Even on good days, I’m sharing her with this other life.
Once, the Golden Lady catches me crying silently in the hallway outside Mom’s room. I’m good at crying silently. I feel the itch behind my eyes that tells me someone is reading my mind before I see her rolling up in her reinforced wheelchair.
I picture a wall, a vault, a big red stop sign—all tricks Mom taught me to block a telepath—and then just the word “please” over and over, which is my own trick. The itch goes away.
Her gold skin is too heavy to easily move, so she thinks at me: “She did her best.”
“It wasn’t enough,” I say out loud, louder than I mean to, but Mom won’t hear me over the TV.
The Golden Lady musters strength to lift her hands like balancing scales: “She did her best—it wasn’t enough.” The scales teeter-totter, then balance. “Two things can be true.”
I stomp off before she can read my mind more, before she figures out what’s in that vault, behind the wall, what my “please” hides.
But it’s Jack who figures it out, my clever Jack. One day, I get back into the car, obviously drained, and he tells me his theory. It’s a crude theory, but so is the truth. “If you didn’t come, she’d—,” he gestures with his hand, like a kid playing wizard, summoning flame. “No one else loses their superpowers. Somehow, you stop her. I can’t think of any other reason why you’d visit every week.”
I think about lying, but I’m trying my best, so I show him Professor Incalculable’s Obsidian Egg. It’s not really an egg, I explain, and it’s not really obsidian. It’s an interrupter tuned to grandma’s connection to the Fire.
She knows about it—she’s the one who got it from Incalculable back after the pardon, after her diagnosis.
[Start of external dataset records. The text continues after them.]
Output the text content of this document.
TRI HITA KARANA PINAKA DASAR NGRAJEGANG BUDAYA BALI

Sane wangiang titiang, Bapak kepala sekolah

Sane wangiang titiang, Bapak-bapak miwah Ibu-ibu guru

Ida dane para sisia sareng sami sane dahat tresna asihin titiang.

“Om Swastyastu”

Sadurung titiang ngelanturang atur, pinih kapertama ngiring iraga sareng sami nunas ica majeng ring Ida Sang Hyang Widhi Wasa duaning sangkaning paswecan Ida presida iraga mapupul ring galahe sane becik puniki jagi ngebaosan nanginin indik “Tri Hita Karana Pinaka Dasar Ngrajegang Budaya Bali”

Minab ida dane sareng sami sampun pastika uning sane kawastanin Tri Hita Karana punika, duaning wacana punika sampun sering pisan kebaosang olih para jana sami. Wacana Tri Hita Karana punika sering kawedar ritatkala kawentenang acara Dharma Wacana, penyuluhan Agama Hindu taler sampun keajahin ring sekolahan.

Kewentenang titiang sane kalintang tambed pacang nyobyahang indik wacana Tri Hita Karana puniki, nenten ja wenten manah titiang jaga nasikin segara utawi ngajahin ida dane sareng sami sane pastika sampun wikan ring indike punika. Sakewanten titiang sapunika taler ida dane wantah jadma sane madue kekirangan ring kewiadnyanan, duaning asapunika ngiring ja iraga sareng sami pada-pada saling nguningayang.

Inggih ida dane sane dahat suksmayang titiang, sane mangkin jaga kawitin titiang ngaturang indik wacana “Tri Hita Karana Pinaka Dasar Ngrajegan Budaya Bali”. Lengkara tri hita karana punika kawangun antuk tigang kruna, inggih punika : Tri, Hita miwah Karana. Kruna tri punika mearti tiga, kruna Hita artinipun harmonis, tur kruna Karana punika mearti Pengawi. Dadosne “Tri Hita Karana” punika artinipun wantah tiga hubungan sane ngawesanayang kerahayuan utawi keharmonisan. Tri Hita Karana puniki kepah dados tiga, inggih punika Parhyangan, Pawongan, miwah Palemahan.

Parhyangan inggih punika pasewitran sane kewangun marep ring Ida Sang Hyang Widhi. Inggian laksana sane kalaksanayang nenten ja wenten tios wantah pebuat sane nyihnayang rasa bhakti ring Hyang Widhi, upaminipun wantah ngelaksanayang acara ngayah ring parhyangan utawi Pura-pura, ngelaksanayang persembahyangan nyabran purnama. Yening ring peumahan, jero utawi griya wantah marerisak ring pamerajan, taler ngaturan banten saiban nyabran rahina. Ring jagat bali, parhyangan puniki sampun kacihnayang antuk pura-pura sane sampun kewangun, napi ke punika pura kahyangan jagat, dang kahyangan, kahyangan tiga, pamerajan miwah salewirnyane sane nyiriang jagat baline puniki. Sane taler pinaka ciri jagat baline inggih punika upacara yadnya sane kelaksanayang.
She’s the one who told me how to use it, knowing back then—we both did—that soon she’d start having more bad days than good.
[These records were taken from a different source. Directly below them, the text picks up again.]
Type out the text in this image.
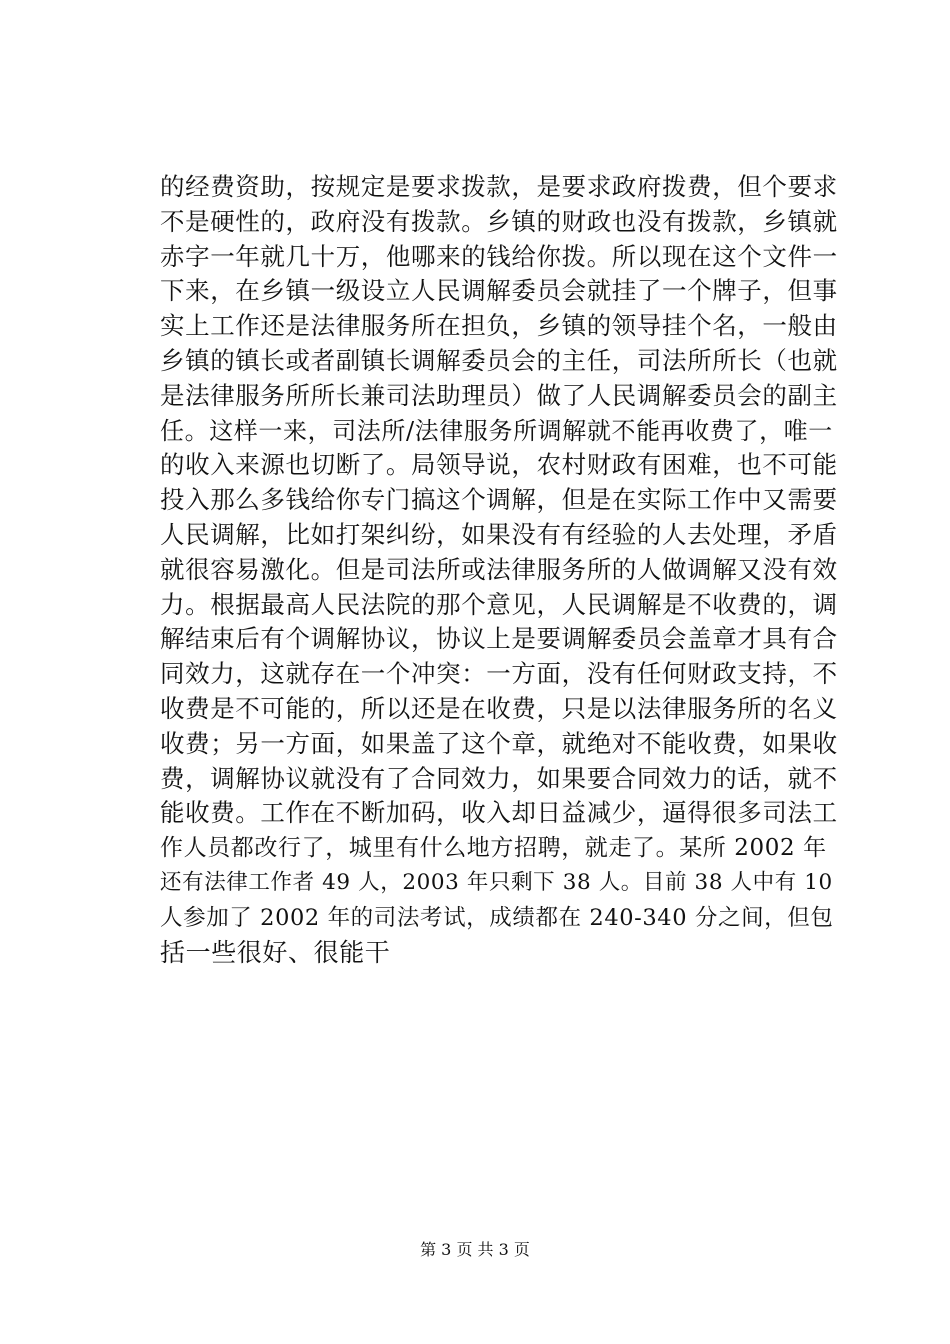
的经费资助，按规定是要求拨款，是要求政府拨费，但个要求
不是硬性的，政府没有拨款。乡镇的财政也没有拨款，乡镇就
赤字一年就几十万，他哪来的钱给你拨。所以现在这个文件一
下来，在乡镇一级设立人民调解委员会就挂了一个牌子，但事
实上工作还是法律服务所在担负，乡镇的领导挂个名，一般由
乡镇的镇长或者副镇长调解委员会的主任，司法所所长（也就
是法律服务所所长兼司法助理员）做了人民调解委员会的副主
任。这样一来，司法所/法律服务所调解就不能再收费了，唯一
的收入来源也切断了。局领导说，农村财政有困难，也不可能
投入那么多钱给你专门搞这个调解，但是在实际工作中又需要
人民调解，比如打架纠纷，如果没有有经验的人去处理，矛盾
就很容易激化。但是司法所或法律服务所的人做调解又没有效
力。根据最高人民法院的那个意见，人民调解是不收费的，调
解结束后有个调解协议，协议上是要调解委员会盖章才具有合
同效力，这就存在一个冲突：一方面，没有任何财政支持，不
收费是不可能的，所以还是在收费，只是以法律服务所的名义
收费；另一方面，如果盖了这个章，就绝对不能收费，如果收
费，调解协议就没有了合同效力，如果要合同效力的话，就不
能收费。工作在不断加码，收入却日益减少，逼得很多司法工
作人员都改行了，城里有什么地方招聘，就走了。某所 2002 年
还有法律工作者 49 人，2003 年只剩下 38 人。目前 38 人中有 10
人参加了 2002 年的司法考试，成绩都在 240-340 分之间，但包
括一些很好、很能干
第 3 页 共 3 页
He takes that in. I can see him calculating. No extra-credit for this one, Jack.
“Even after . . .” he says, vague flapping of his hands, not knowing what to say. He doesn’t know the details of my childhood, only the shape he sometimes pushes up against—that I’m the only mom who doesn’t have a collection of scented candles, who orders ice in all her drinks—no photos of me as the birthday girl, no photos of me as a kid at all, my past completely consumed by her burning.
I don’t tell him, “You’ll understand when you’re older,” because I’m afraid he already understands. I nod and squeeze his hand and, still enough left of my little boy, he squeezes back.
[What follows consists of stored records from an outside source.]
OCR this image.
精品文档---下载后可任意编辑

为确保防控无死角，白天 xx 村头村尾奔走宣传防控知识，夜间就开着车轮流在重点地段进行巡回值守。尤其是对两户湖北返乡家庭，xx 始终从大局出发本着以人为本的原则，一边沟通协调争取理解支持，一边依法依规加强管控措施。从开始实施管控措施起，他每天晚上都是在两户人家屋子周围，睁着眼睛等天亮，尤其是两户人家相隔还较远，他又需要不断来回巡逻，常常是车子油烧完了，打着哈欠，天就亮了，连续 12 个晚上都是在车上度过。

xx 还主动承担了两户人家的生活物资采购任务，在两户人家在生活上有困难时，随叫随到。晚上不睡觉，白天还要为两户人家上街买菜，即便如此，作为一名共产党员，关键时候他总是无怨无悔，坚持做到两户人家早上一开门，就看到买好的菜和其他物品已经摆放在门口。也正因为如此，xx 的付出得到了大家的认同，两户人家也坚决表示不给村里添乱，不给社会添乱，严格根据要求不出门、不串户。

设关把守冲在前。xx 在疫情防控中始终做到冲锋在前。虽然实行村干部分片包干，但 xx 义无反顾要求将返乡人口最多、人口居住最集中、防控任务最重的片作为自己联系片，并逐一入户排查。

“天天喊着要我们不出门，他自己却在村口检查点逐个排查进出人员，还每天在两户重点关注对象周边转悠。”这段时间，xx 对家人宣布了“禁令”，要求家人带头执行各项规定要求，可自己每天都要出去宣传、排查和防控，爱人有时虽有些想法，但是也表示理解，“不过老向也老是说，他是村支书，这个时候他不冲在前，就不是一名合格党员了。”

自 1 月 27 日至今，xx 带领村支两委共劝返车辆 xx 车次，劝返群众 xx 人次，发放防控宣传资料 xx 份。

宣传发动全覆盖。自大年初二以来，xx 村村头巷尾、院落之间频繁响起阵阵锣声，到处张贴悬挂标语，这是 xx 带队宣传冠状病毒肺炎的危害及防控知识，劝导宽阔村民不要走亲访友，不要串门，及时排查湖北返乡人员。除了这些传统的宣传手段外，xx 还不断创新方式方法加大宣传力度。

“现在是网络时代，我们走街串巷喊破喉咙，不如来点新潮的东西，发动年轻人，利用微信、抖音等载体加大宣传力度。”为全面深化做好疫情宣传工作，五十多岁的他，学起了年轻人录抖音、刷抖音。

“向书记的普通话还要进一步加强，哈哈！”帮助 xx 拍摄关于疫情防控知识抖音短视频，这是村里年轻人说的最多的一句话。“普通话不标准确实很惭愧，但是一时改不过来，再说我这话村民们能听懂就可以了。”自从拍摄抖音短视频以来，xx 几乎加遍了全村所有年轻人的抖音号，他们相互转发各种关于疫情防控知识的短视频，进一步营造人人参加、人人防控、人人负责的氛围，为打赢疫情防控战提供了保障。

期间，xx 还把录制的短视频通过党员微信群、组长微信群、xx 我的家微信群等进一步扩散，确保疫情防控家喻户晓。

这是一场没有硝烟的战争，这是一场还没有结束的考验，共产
He’ll have this memory, I tell myself, the feeling of my hands, strong and soft, not letting his hand drop, not holding so tight I bruise.
For a moment—just a moment—I feel a tiny spark cradled in his hand. Just static from the dry cold air, I tell myself, but I don’t believe it.
I don’t say anything. I’ll let him tell me when he’s ready. I’ll be here for him in the ways that I can be. It’s the best I can do. I hold his hand till he’s ready for me to let go.